Alarma en la ONU por la violencia ante protestas en Colombia

Uno de los accesos al popular barrio Siloé, en el sur de Cali, Colombia, donde se vivió la noche del lunes 3 la que hasta ahora ha sido la jornada más violenta de represión a las protestas de abril y mayo en ese país. Foto: Alcaldía de Cali
Uno de los accesos al popular barrio Siloé, en el sur de Cali, Colombia, donde se vivió la noche del lunes 3 la que hasta ahora ha sido la jornada más violenta de represión a las protestas de abril y mayo en ese país. Foto: Alcaldía de Cali

JLa muerte de una veintena de manifestantes en la represión de las protestas en Colombia, sobre todo en la suroccidental ciudad de Cali, disparó alarmas en la oficina de la alta comisionada de las Naciones Unidas para los Derechos Humanos (Acnudh) y también en la Unión Europea, este martes 4.

“Estamos profundamente alarmados por los acontecimientos en la ciudad de Cali en Colombia la pasada noche (lunes 3), cuando la policía abrió fuego contra los manifestantes que protestaban contra la reforma tributaria, matando e hiriendo a varias personas” dijo la portavoz de Acnudh, Marta Hurtado.

Indicó Hurtado que “nuestra oficina en Colombia está trabajando para verificar el número exacto de víctimas y establecer las circunstancias de estos terribles incidentes en Cali. Las personas defensoras de derechos humanos también informaron que han sido acosadas y amenazadas”.

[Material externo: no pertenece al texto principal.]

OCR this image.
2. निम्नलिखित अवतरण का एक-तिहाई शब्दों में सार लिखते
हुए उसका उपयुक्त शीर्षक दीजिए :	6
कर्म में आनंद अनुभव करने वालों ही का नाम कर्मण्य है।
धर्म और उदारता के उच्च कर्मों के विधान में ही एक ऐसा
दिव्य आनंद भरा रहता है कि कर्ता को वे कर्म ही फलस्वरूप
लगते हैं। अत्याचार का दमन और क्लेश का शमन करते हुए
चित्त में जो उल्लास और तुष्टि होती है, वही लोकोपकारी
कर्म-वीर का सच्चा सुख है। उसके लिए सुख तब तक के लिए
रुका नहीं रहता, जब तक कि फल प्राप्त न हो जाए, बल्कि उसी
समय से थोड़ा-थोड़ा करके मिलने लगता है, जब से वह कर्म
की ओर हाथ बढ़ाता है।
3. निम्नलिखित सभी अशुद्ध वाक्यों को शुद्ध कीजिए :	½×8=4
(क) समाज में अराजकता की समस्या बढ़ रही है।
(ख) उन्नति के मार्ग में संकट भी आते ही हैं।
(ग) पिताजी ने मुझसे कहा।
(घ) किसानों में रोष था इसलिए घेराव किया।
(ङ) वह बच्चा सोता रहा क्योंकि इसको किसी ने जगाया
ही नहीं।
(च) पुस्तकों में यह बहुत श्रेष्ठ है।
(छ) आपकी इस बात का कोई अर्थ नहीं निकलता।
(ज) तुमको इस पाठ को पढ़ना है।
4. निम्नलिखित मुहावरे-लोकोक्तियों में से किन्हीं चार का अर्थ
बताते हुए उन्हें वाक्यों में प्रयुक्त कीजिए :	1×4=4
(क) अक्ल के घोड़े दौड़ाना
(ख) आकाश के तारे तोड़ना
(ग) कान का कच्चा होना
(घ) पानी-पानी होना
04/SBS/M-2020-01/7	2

La representante de Acnudh en Colombia, Juliette de Rivero, dijo que desde que se iniciaron las protestas el 28 de abril hacen “seguimiento con preocupación” a la situación de derechos humanos en las ciudades de Cali, Cauca, Medellín, Bello, Pasto, Neiva, Barranquilla, Villavicencio y la capital, Bogotá.

El relator especial de la ONU sobre la libertad de asociación y reunión pacífica, Clement Voule, también dijo estar “alarmado por informes sobre el uso excesivo de la fuerza por fuerzas de seguridad contra manifestantes”, e igualmente “por el número de policías heridos” cuando hubo choques callejeros.

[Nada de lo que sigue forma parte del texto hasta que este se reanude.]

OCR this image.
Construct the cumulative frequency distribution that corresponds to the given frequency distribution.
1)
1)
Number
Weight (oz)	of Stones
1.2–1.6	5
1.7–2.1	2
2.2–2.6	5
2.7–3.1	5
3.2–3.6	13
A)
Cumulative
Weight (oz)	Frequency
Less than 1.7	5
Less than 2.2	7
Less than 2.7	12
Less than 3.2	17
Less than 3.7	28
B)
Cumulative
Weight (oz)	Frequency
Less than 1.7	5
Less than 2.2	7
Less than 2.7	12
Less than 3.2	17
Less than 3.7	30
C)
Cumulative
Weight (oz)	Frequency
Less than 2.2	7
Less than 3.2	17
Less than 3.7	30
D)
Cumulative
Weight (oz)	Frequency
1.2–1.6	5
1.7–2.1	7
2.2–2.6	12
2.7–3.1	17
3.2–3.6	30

En Bruselas, el portavoz del Servicio Europeo de Acción Exterior, Peter Stano, también condenó “la violencia y el uso desproporcionado de la fuerza contra las manifestaciones en Colombia”, y consideró imperioso contener esa escalada.

Hurtado expresó “nuestra consternación por los sucesos ocurridos, y resaltamos nuestra solidaridad con las personas que perdieron la vida, con las que resultaron heridas y con sus familiares”.

Las protestas siguieron a marchas convocadas por el Comité Nacional de Paro contra una reforma tributaria que impulsó el presidente Iván Duque, y continuaron ante los excesos policiales aun cuando el 2 de mayo el mandatario dio marcha atrás y retiró el proyecto del Congreso legislativo.

En varias ciudades hubo desórdenes y destrucción de propiedades públicas y privadas, aunque Acnudh y otras entidades destacaron que la mayoría de las marchas y protestas han sido pacíficas.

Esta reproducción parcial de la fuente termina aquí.